Elon Musk a fait allusion en mai à la levée de cette interdiction, généralement à une modération beaucoup moins stricte sur l’influent réseau social, ce qui a rendu son désir de rédemption attirant une partie de la droite américaine.
A l’inverse, la perspective d’un rachat de Twitter par ce flamboyant entrepreneur aux relents libertaires en a alarmé certains à gauche, où l’on se réjouit aujourd’hui du projet avorté — tout en restant prudent sur l’avenir.
C’est un “répit bienvenu pour les femmes, les personnes de couleur et les membres de la communauté LGBTQ”, a réagi l’organisation féministe UltraViolet, qui craint que Twitter sous le contrôle du patron de Tesla et SpaceX ne “déchaîne une vague de haine”.
L’économiste progressiste et lauréat du prix Nobel Paul Krugman s’est moqué de “l’impulsivité mal contrôlée” d’Elon Musk, le comparant au Premier ministre britannique sortant Boris Johnson.

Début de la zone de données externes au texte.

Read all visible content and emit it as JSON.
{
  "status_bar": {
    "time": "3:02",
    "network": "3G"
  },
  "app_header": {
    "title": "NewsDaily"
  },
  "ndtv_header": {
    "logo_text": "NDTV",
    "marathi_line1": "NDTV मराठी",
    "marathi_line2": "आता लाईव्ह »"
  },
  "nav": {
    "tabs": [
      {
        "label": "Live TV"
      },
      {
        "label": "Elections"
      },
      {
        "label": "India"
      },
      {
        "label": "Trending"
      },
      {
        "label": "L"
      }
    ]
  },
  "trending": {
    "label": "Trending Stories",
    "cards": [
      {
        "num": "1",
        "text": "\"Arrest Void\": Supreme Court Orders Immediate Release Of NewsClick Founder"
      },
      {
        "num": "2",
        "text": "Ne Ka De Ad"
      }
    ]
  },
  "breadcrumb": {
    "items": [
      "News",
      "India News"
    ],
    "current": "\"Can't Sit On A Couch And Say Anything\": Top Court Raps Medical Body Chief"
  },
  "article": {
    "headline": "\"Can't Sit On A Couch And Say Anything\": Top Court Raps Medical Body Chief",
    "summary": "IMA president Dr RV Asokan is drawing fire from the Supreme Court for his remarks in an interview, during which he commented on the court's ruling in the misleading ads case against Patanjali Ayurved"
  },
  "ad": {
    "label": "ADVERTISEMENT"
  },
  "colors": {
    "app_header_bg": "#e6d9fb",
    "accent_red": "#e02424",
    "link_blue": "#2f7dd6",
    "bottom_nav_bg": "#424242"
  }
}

Depuis des semaines, diverses positions prises par Elon Musk ont jeté le doute sur sa véritable volonté de finaliser l’accord de 44 milliards de dollars signé le 25 avril. L’annonce de son retrait vendredi a ouvert la voie à une longue bataille judiciaire sur l’issue de l’affaire.
“aléas”
Cette saga montre que “notre écosystème de l’information, sa sécurité et sa démocratie ne doivent pas être laissés aux caprices de milliardaires qui n’ont de comptes à rendre à personne”, a déclaré Nicole Gill, PDG d’Accountable Tech.

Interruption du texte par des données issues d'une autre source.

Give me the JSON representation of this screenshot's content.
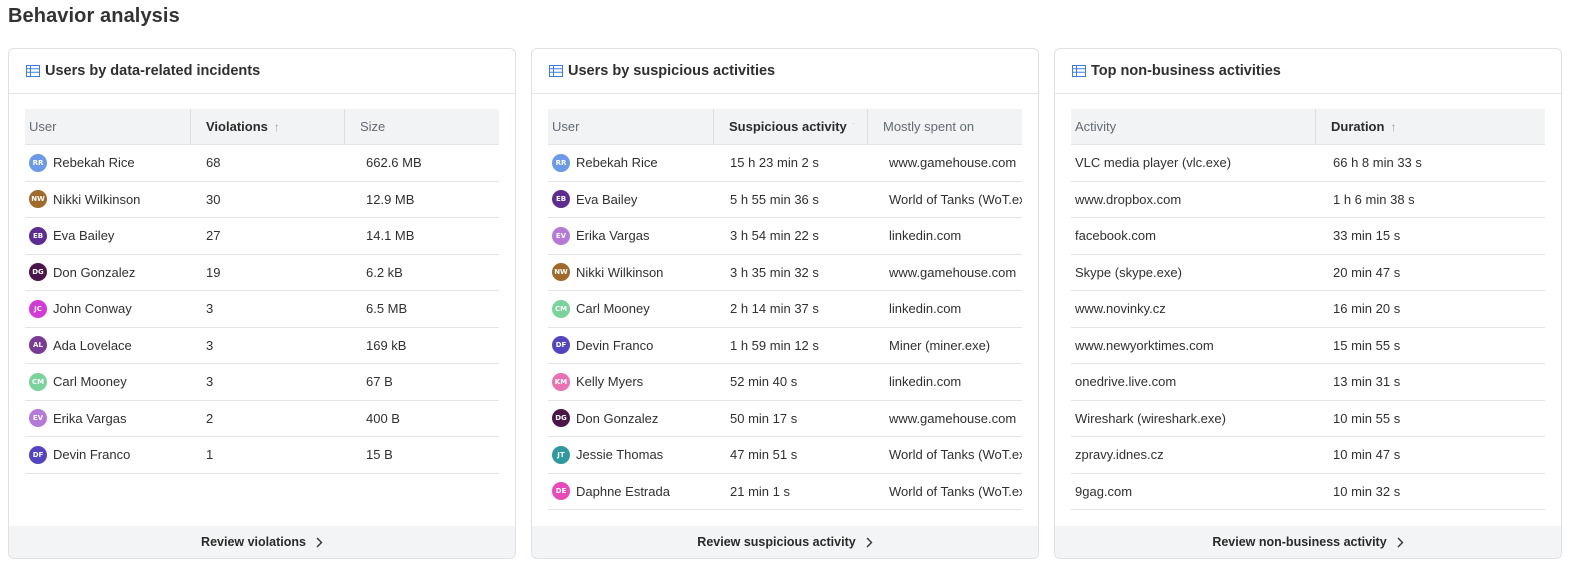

Cette association, qui milite pour responsabiliser les grandes entreprises du numérique, a lancé début juin une initiative avec d’autres pour bloquer l’opération. Ensemble, ils “ont montré qu’Elon Musk, en rachetant Twitter, ne voulait que protéger son idéologie de droite”, a ajouté UltraViolet dans son communiqué.
PHOTO RHONDA CHURCHILL, AGENCE FRANCE ARCHIVES DE PRESSE
L’ancien président américain Donald Trump
En effet, une certaine frustration semble désormais toucher le camp de Trump, qui a lui-même vu son compte – ainsi que ceux sur Facebook et YouTube – suspendus en janvier 2021, les plateformes l’accusant d’inciter les partisans à la violence avant l’attentat face à face. le Capitole.
“Je suis presque sûr que la censure qu’ils ont faite sera multipliée par dix”, a écrit le fils de Donald Trump Jr. sur le Truth Network, que son père a lancé. “Il n’y a aucune chance de liberté de pensée ou d’expression là-bas maintenant”, a-t-il ajouté.
“C’était la dernière chance de sauver quelque chose de bien du cauchemar” des GAFA, a écrit sur Twitter l’observateur politique conservateur Dave Rubin. « La fête est bel et bien finie. La purge arrive », a-t-il ajouté.
Un autre critique de Twitter a déclaré que l’éviction du milliardaire n’était “pas une surprise” mais “doit être reconnue pour avoir révélé une autre culture incurable et pourrie de discrimination politique” au sein de l’entreprise, écrit Jason Miller, ancien conseiller de Donald Trump et fondateur d’un autre groupe social ultraconservateur. réseau, Gettr.